Tonight I'm heading to Sydney to help set up the Constance ARI stall at the Sydney Contemporary art fair. Constance was invited as one of two ARIs to showcase work by local emerging artists, which is an indicator of the gallery's national reputation (unfortunately, we just found out that the recognition doesn't extend to the state funding body - the gallery will not be financially supported from January next year. But that's another story...). I've never been to an art fair, but I've wanted to ever since reading Sarah Thornton's Seven Days in the Art World, which profiles over seven 'days' the auction, the crit, the fair, the prize, the magazine, the studio visit, and the biennale. It's an amusing snapshot at a world full of contradictions, myths, personalities, and most fascinatingly for me, the commercial art scene. I read it in 2008, the year I commenced my PhD. I realised that although I had an honours degree in fine arts and was a budding arts writer and artist, I really had no idea what went on in the commercial art world. I had never been to a high-profile art auction, the Venice Biennale or an art fair, and most commercial galleries I entered made me as nervous as entering, say, an Hermès shop.
Five years on and I have a PhD, I've been to the Venice Biennale twice, and I write for Australian Art Collector. I feel more comfortable walking into a contemporary commercial art gallery (the ones with Picasso paintings on the wall like the one I ventured into on Rodeo Drive earlier this year still freak me out), and I've been to one dodgy art auction.
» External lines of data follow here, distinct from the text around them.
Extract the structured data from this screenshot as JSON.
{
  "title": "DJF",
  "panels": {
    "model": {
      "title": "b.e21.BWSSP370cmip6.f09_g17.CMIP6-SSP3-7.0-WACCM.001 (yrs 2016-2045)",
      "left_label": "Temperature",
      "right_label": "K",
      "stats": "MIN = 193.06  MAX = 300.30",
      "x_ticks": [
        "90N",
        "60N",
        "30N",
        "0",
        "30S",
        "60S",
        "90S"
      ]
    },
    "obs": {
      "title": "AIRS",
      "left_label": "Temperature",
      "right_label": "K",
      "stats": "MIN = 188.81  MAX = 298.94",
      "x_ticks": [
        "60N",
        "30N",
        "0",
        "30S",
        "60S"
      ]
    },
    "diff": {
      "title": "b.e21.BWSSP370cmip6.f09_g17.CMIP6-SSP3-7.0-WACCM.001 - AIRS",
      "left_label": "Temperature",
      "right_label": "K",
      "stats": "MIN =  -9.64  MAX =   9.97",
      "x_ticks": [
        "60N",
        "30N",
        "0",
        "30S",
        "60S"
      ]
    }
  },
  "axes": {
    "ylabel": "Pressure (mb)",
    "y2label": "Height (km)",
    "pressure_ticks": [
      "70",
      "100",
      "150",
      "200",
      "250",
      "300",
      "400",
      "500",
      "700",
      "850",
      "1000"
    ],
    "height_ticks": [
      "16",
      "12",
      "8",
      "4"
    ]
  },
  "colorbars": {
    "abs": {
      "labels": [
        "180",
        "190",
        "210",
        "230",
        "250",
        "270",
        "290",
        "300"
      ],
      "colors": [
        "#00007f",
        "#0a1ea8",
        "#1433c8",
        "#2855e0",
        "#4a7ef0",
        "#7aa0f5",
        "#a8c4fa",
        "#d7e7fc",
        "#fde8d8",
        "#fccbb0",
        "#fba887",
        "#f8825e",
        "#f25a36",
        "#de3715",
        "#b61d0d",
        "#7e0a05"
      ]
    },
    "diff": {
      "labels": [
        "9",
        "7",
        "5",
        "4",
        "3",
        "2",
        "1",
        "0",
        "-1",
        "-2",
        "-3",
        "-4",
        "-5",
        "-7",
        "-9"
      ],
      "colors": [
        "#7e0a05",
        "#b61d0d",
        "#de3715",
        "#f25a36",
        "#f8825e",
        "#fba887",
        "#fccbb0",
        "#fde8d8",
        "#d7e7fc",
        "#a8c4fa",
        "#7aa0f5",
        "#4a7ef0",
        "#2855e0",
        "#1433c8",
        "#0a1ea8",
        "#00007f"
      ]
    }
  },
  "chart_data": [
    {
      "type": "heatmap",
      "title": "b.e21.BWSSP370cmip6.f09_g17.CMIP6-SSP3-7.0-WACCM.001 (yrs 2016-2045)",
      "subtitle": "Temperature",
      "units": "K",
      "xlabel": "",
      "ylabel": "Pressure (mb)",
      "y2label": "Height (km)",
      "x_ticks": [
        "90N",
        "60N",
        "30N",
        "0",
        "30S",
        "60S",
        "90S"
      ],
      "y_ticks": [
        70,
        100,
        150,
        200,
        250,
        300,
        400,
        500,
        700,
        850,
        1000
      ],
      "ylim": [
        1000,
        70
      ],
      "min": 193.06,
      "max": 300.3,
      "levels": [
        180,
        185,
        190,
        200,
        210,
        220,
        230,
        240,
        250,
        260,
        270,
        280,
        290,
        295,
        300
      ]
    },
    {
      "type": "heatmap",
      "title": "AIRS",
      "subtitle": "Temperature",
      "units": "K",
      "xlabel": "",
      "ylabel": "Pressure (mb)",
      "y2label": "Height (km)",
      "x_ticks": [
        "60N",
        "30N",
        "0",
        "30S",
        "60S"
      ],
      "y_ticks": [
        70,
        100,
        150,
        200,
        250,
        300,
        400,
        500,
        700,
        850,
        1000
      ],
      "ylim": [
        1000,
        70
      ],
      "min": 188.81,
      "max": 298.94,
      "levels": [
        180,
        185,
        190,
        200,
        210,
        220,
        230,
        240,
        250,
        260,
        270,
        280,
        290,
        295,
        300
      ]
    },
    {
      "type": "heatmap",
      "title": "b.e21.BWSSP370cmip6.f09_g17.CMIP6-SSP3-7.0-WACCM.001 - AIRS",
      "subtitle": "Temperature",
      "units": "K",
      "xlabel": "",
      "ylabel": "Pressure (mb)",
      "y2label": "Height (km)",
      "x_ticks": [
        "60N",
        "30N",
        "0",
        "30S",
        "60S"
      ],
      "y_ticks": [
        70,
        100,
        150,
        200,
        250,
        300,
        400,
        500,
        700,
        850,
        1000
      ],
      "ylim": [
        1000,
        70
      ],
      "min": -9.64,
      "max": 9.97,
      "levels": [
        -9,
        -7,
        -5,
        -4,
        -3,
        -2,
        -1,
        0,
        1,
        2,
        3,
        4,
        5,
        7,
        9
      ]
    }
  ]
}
Hell, I've even bought art from a commercial gallery, even if minor. But I still feel very much an outsider. I am part of the academic edge of the art world; I'm a maker, a writer, a museum invigilator, an ARI committee member and, most significantly, I live at the end of the world: Hobart (or at least that's how some of the international articles about MONA like to call it).
My first Venice Biennale visit was in 2009. I was lucky enough to receive a travel grant from the University of Tasmania to present a paper at a conference held in conjunction with the biennale. It was during the peak visiting season - late July - and it was crowded, hot, massive, and super exciting. My second visit was in 2011. I worked as a team leader at the Australia pavilion during the opening month. The vernissage - the three days of private viewing before the hoi poloi are let in - was overwhelming. It was a scene that not even Thornton's book had prepared me for. You could smell the wealth and exclusivity. Women stumbled over the gravel giardini in their ridiculous heels, men in full suits sweated (artfully, of course) in the June sun (although one man made a point of wearing a toilet seat around his neck), and I even saw one collector walk through the curated pavilion with what was presumably their buyer, pointing at a sculpture meaningfully. Mega yachts parked outside the giardini venue, the largest of which was occupied by a single man wearing a pair of gold speedos to match his bronzed and buffed skin. Openings were held in ornate of Venetian palaces, and the guests were largely those who had donated enough money to the art foundation in question, which essentially 'buys' you a ticket.
Will the Sydney Contemporary art fair be like the Venice Biennale? Of course not. We don't have that kind of wealth in Australia, nor the draw of the biennale itself. However, I predict I will feel like an outsider. I'm looking forward to expanding my art education by attending the four day event. I look forward to people watching, some of the talks (if I have time), and of course viewing the hundreds of artworks on display.